As 220 escolas técnicas do Estado de São Paulo, embora vinculadas à Secretaria de Desenvolvimento Econômico, Ciência, Tecnologia e Inovação, também podem participar do Jovem Senador e encaminham suas redações para a Comissão de Seleção do Órgão Central – CSOC. Em 2017, a Jovem Senadora de São Paulo, Marina Vivianne Carcassola, foi vencedora representando a Escola Técnica Estadual Padre Carlos Leôncio, da cidade de Lorena, cujo orientador foi o Professor Francis Fernando Lobo.

Em 2016, em todo o Estado de São Paulo, foram mobilizados 28.235 alunos, 763 professores e realizadas 13.538 redações. A Comissão de Seleção do Órgão Central - CSOC, que avalia e seleciona as redações no âmbito da Secretaria de Educação, recebeu 241 redações.

Segundo Emerson Costa, um grande diferencial do Programa de Trabalho da Secretaria de Educação é centralizar esforços na competência leitor – escritor dos adolescentes. “O Currículo do Estado de São Paulo pauta-se em competências e habilidades, utilizando conteúdos como meio, no processo de ensino/aprendizagem dos alunos. Dentre todas as competências e habilidades, as competências leitora e escritora têm prioridade”.
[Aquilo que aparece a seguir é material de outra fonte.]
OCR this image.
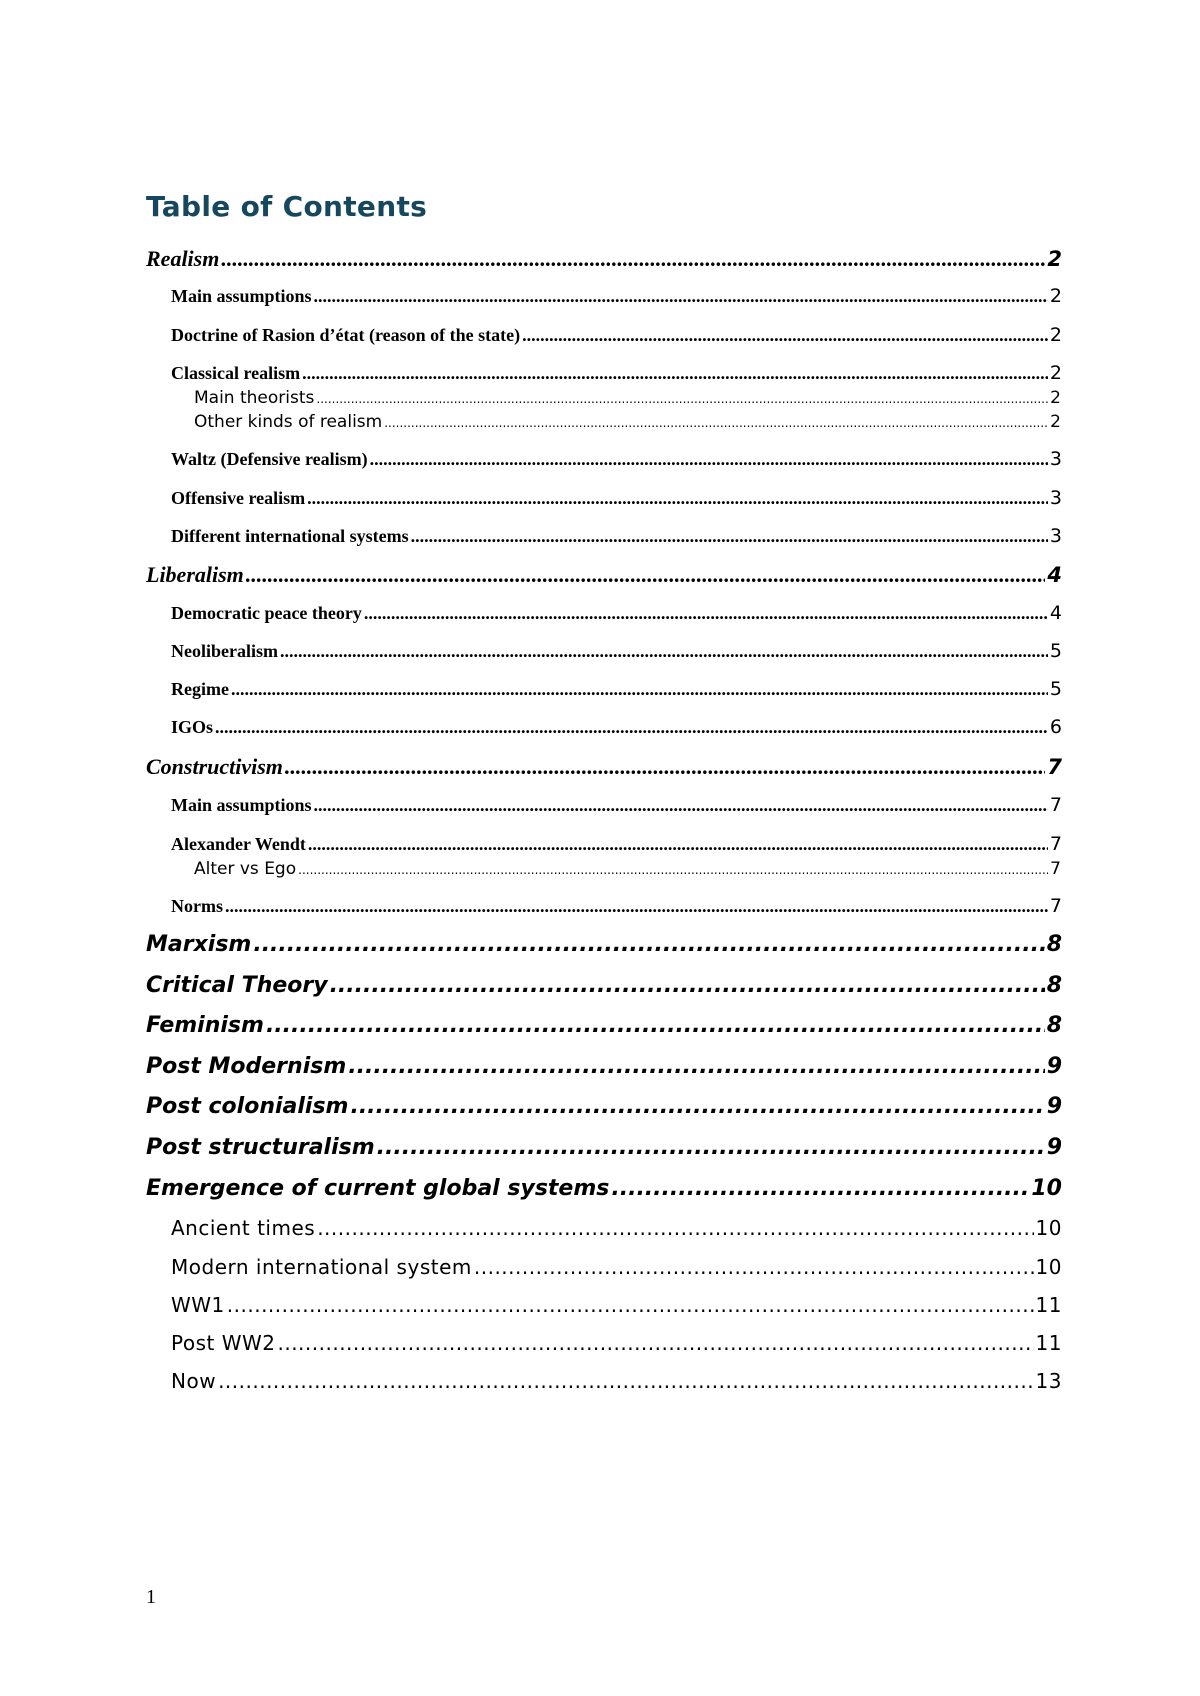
Table of Contents
Realism .....	2
Main assumptions .....	2
Doctrine of Rasion d’état (reason of the state) .....	2
Classical realism .....	2
Main theorists .....	2
Other kinds of realism .....	2
Waltz (Defensive realism) .....	3
Offensive realism .....	3
Different international systems .....	3
Liberalism .....	4
Democratic peace theory .....	4
Neoliberalism .....	5
Regime .....	5
IGOs .....	6
Constructivism .....	7
Main assumptions .....	7
Alexander Wendt .....	7
Alter vs Ego .....	7
Norms .....	7
Marxism .....	8
Critical Theory .....	8
Feminism .....	8
Post Modernism .....	9
Post colonialism .....	9
Post structuralism .....	9
Emergence of current global systems .....	10
Ancient times .....	10
Modern international system .....	10
WW1 .....	11
Post WW2 .....	11
Now .....	13
1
O Currículo do Estado de São Paulo (2012) prevê: “Em uma cultura letrada como a nossa, a competência de ler e escrever é parte integrante da vida das pessoas e está intimamente associada ao exercício da cidadania. [...] Nesse sentido, os atos de leitura e de produção de textos ultrapassam os limites da escola, especialmente os da aprendizagem em língua materna, configurando-se como pré-requisitos para todas as disciplinas escolares”.
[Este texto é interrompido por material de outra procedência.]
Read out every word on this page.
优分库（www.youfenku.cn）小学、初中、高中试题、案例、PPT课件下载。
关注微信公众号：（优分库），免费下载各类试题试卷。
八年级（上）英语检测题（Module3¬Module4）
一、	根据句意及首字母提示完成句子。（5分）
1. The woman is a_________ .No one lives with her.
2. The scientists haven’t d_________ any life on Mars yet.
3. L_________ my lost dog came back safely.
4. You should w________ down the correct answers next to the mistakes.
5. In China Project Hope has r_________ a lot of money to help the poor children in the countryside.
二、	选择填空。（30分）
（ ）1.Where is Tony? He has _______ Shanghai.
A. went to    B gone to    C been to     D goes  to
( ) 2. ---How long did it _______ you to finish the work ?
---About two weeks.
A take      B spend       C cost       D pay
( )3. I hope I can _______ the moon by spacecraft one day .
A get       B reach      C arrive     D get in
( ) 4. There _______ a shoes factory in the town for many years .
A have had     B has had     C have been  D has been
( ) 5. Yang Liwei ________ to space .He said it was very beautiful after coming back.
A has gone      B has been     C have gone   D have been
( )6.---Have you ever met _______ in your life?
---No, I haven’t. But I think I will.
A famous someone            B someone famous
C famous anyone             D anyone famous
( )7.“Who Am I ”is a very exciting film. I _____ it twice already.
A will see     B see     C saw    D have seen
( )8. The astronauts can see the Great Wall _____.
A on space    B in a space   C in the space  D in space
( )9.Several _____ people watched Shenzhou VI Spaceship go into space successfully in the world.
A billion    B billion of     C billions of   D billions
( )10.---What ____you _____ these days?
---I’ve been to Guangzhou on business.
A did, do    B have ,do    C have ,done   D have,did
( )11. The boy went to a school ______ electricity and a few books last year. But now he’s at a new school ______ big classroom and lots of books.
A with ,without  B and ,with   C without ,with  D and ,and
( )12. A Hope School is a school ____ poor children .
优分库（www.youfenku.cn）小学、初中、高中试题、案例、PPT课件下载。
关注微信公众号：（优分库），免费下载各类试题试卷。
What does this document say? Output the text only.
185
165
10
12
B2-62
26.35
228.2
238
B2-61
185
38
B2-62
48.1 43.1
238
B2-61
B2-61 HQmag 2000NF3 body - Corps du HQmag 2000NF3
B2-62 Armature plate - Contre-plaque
Para o coordenador Emerson Costa, além de Língua Portuguesa, os demais componentes curriculares se encarregam das competências. “Sendo o produto para inscrição dos alunos no Jovem Senador uma redação, ele surge como possibilidade de trabalho para o desenvolvimento de leitura e escrita pelos professores junto aos alunos, ao mesmo tempo em que se encarregam de aplicar o currículo de seus componentes curriculares. Há um exercício de articulação por parte dos docentes no que tange a abordagem do tema do programa ao seu trabalho cotidiano. Portanto, professores de todas as áreas encontram facilitadores para orientar os alunos na participação do Programa Jovem Senador.
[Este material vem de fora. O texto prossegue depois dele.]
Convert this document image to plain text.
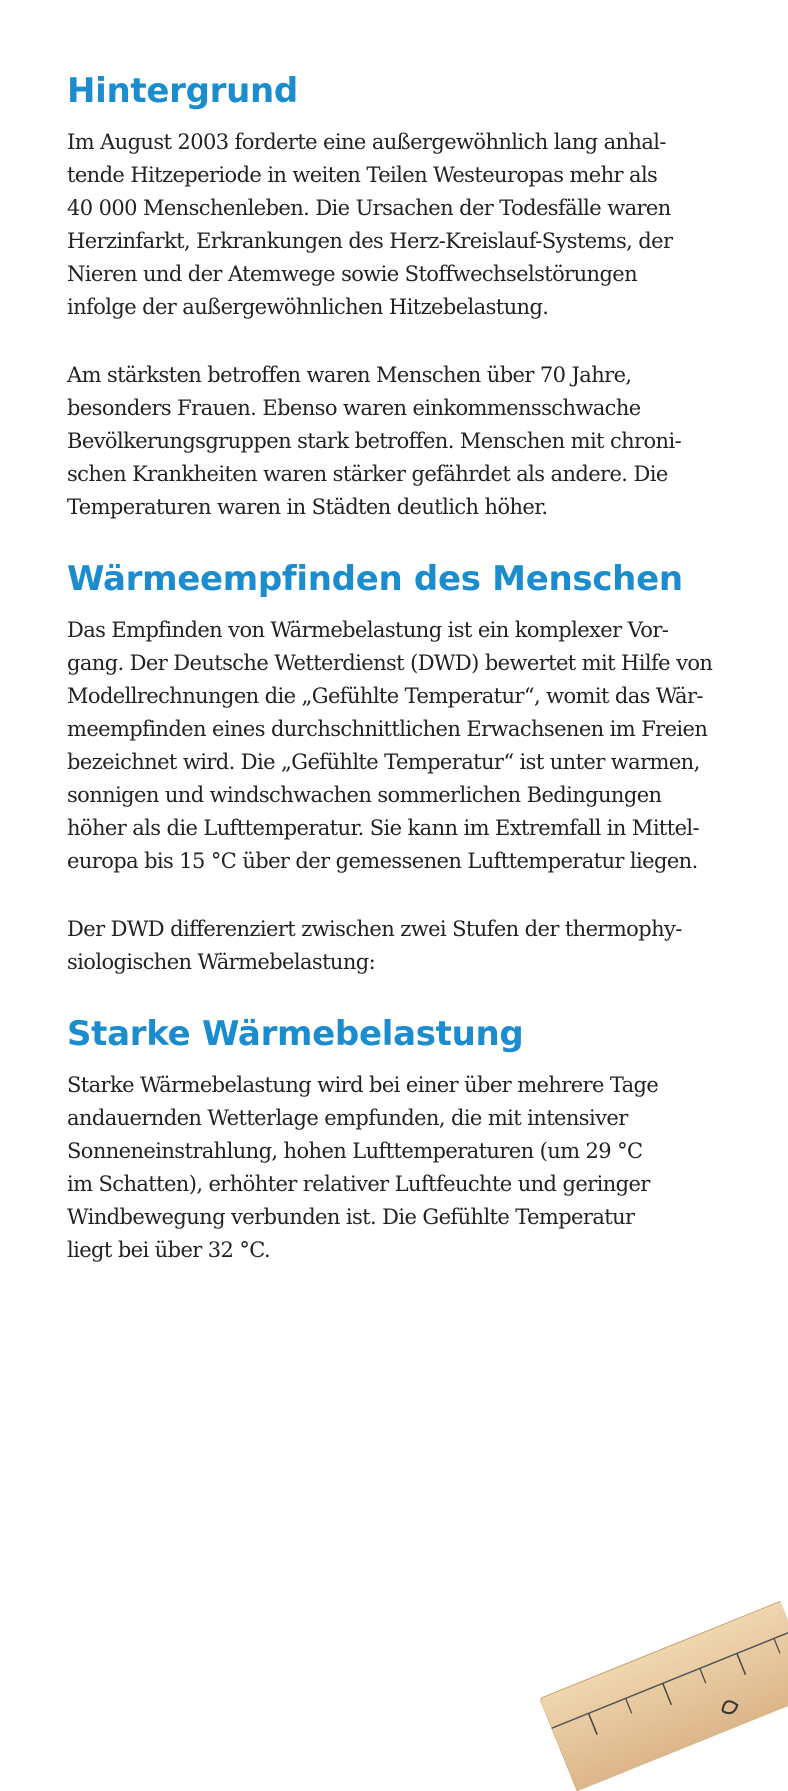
Hintergrund

Im August 2003 forderte eine außergewöhnlich lang anhal-
tende Hitzeperiode in weiten Teilen Westeuropas mehr als
40 000 Menschenleben. Die Ursachen der Todesfälle waren
Herzinfarkt, Erkrankungen des Herz-Kreislauf-Systems, der
Nieren und der Atemwege sowie Stoffwechselstörungen
infolge der außergewöhnlichen Hitzebelastung.

Am stärksten betroffen waren Menschen über 70 Jahre,
besonders Frauen. Ebenso waren einkommensschwache
Bevölkerungsgruppen stark betroffen. Menschen mit chroni-
schen Krankheiten waren stärker gefährdet als andere. Die
Temperaturen waren in Städten deutlich höher.

Wärmeempfinden des Menschen

Das Empfinden von Wärmebelastung ist ein komplexer Vor-
gang. Der Deutsche Wetterdienst (DWD) bewertet mit Hilfe von
Modellrechnungen die „Gefühlte Temperatur“, womit das Wär-
meempfinden eines durchschnittlichen Erwachsenen im Freien
bezeichnet wird. Die „Gefühlte Temperatur“ ist unter warmen,
sonnigen und windschwachen sommerlichen Bedingungen
höher als die Lufttemperatur. Sie kann im Extremfall in Mittel-
europa bis 15 °C über der gemessenen Lufttemperatur liegen.

Der DWD differenziert zwischen zwei Stufen der thermophy-
siologischen Wärmebelastung:

Starke Wärmebelastung

Starke Wärmebelastung wird bei einer über mehrere Tage
andauernden Wetterlage empfunden, die mit intensiver
Sonneneinstrahlung, hohen Lufttemperaturen (um 29 °C
im Schatten), erhöhter relativer Luftfeuchte und geringer
Windbewegung verbunden ist. Die Gefühlte Temperatur
liegt bei über 32 °C.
Há quatro anos atuando no Jovem Senador, Emerson é entusiasta do projeto e acredita que a mobilização dos alunos com o tema deste ano será grande. “Sendo a escola um espaço de pluralidade, entendemos que a temática para o ano de 2017 do Jovem Senador despertará o interesse de muitos alunos e será determinante para o sucesso. A pluralidade faz parte do cotidiano e a redação é um instrumento valioso para propagar as vozes dos estudantes. Além disso, é a oportunidade de eles amplificarem oficialmente para o país todo suas considerações”.